August 2, 2023

Association of hospital market competition with high-risk surgical procedure outcomes

Editor's Note

This study from the University of Michigan, Ann Arbor, examines the association between hospital market competition and outcomes after high-risk surgical procedures.

A total of 2,248,438 Medicare beneficiaries who had 1 of 10 high-risk surgical procedures between 2015 and 2018 were included in the analysis.

Compared with low-competition hospitals, high-competition hospitals demonstrated:

  • higher 30-day mortality for 2 of 10 procedures—mitral valve repair and carotid endarterectomy
  • no difference in 30-day mortality for 5 of 10 procedures—open aortic aneurysm repair, bariatric surgery, esophagectomy, knee replacement, and hip replacement
  • higher 30-day readmissions for 5 of 10 procedures—open aortic aneurysm repair, knee replacement, mitral valve repair, rectal resection, and carotid endarterectomy
  • no difference in 30-day readmissions for 3 of 10 procedures—bariatric surgery, esophagectomy, and pancreatectomy.

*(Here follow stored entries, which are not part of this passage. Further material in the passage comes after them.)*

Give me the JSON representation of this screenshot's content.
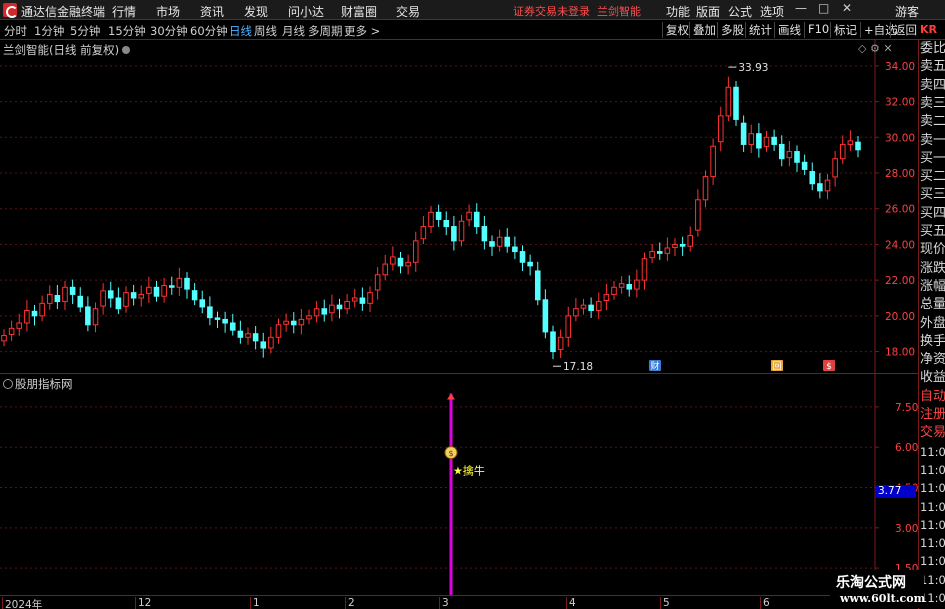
{
  "menubar": {
    "app_title": "通达信金融终端",
    "menus": [
      "行情",
      "市场",
      "资讯",
      "发现",
      "问小达",
      "财富圈",
      "交易"
    ],
    "broker_status": "证券交易未登录",
    "strategy": "兰剑智能",
    "right_menus": [
      "功能",
      "版面",
      "公式",
      "选项"
    ],
    "guest": "游客",
    "win_minimize": "—",
    "win_restore": "□",
    "win_close": "✕"
  },
  "toolbar": {
    "periods": [
      "分时",
      "1分钟",
      "5分钟",
      "15分钟",
      "30分钟",
      "60分钟",
      "日线",
      "周线",
      "月线",
      "多周期",
      "更多 >"
    ],
    "active_period": "日线",
    "buttons": [
      "复权",
      "叠加",
      "多股",
      "统计",
      "画线",
      "F10",
      "标记",
      "+自选",
      "返回"
    ],
    "badge": "KR"
  },
  "main_chart": {
    "title": "兰剑智能(日线 前复权)",
    "header_icons": "◇ ⚙ ✕",
    "high_label": "33.93",
    "low_label": "17.18",
    "markers": [
      "财",
      "回",
      "$"
    ],
    "marker_colors": {
      "财": "#3a7bd5",
      "回": "#e8a83a",
      "$": "#e04040"
    },
    "up_color": "#ff3232",
    "down_color": "#54ffff"
  },
  "sub_chart": {
    "title": "股朋指标网",
    "signal_label": "★擒牛",
    "current_value": "3.77",
    "signal_color": "#e000e0",
    "icon": "money-bag-icon"
  },
  "quote_panel": {
    "items": [
      "委比",
      "卖五",
      "卖四",
      "卖三",
      "卖二",
      "卖一",
      "买一",
      "买二",
      "买三",
      "买四",
      "买五",
      "现价",
      "涨跌",
      "涨幅",
      "总量",
      "外盘",
      "换手",
      "净资",
      "收益",
      "自动",
      "注册",
      "交易",
      "11:0",
      "11:03",
      "11:03",
      "11:04",
      "11:04",
      "11:04",
      "11:05",
      "11:05",
      "11:05"
    ]
  },
  "x_axis": {
    "labels": [
      "2024年",
      "12",
      "1",
      "2",
      "3",
      "4",
      "5",
      "6"
    ]
  },
  "watermark": {
    "title": "乐淘公式网",
    "url": "www.60lt.com"
  },
  "chart_data": [
    {
      "type": "candlestick",
      "title": "兰剑智能(日线 前复权)",
      "y_ticks": [
        "34.00",
        "32.00",
        "30.00",
        "28.00",
        "26.00",
        "24.00",
        "22.00",
        "20.00",
        "18.00"
      ],
      "ylim": [
        16.8,
        35.0
      ],
      "annotations": [
        {
          "text": "33.93",
          "type": "high"
        },
        {
          "text": "17.18",
          "type": "low"
        }
      ],
      "close": [
        18.9,
        19.3,
        19.6,
        20.3,
        20.0,
        20.7,
        21.2,
        20.8,
        21.6,
        21.2,
        20.5,
        19.5,
        20.4,
        21.4,
        21.0,
        20.4,
        21.3,
        21.0,
        21.2,
        21.6,
        21.1,
        21.7,
        21.6,
        22.1,
        21.5,
        20.9,
        20.5,
        19.9,
        19.8,
        19.6,
        19.2,
        18.8,
        19.0,
        18.6,
        18.2,
        18.8,
        19.5,
        19.7,
        19.5,
        19.8,
        20.0,
        20.4,
        20.1,
        20.6,
        20.4,
        20.8,
        21.0,
        20.7,
        21.3,
        22.3,
        22.9,
        23.3,
        22.8,
        23.0,
        24.2,
        25.0,
        25.8,
        25.4,
        25.0,
        24.2,
        25.3,
        25.8,
        25.0,
        24.2,
        23.9,
        24.4,
        23.9,
        23.6,
        23.0,
        22.8,
        20.9,
        19.1,
        18.0,
        18.8,
        20.0,
        20.4,
        20.6,
        20.3,
        20.8,
        21.2,
        21.6,
        21.8,
        21.5,
        22.0,
        23.2,
        23.6,
        23.5,
        23.8,
        24.0,
        23.9,
        24.5,
        26.5,
        27.8,
        29.5,
        31.2,
        32.8,
        31.0,
        29.6,
        30.2,
        29.4,
        30.0,
        29.6,
        28.8,
        29.2,
        28.6,
        28.2,
        27.4,
        27.0,
        27.6,
        28.8,
        29.6,
        29.8,
        29.3
      ],
      "high_value": 33.93,
      "low_value": 17.18
    },
    {
      "type": "bar",
      "title": "股朋指标网",
      "y_ticks": [
        "7.50",
        "6.00",
        "4.50",
        "3.00",
        "1.50"
      ],
      "ylim": [
        0.5,
        8.5
      ],
      "signal": {
        "value": 8.0,
        "label": "★擒牛",
        "marker_value": 5.8
      },
      "current_value": 3.77
    }
  ]
}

The results also showed that hospitals in high-competition markets cared for patients who were older, were more likely to be racial and ethnic minorities, and had more comorbidities.

The researchers concluded that there was no consistent association between degree of hospital market competition and outcomes after high-risk surgery, and that hospitals in high-competition markets cared for sicker patients. Efforts to address differences in surgical quality should investigate factors other than hospital competition, they say.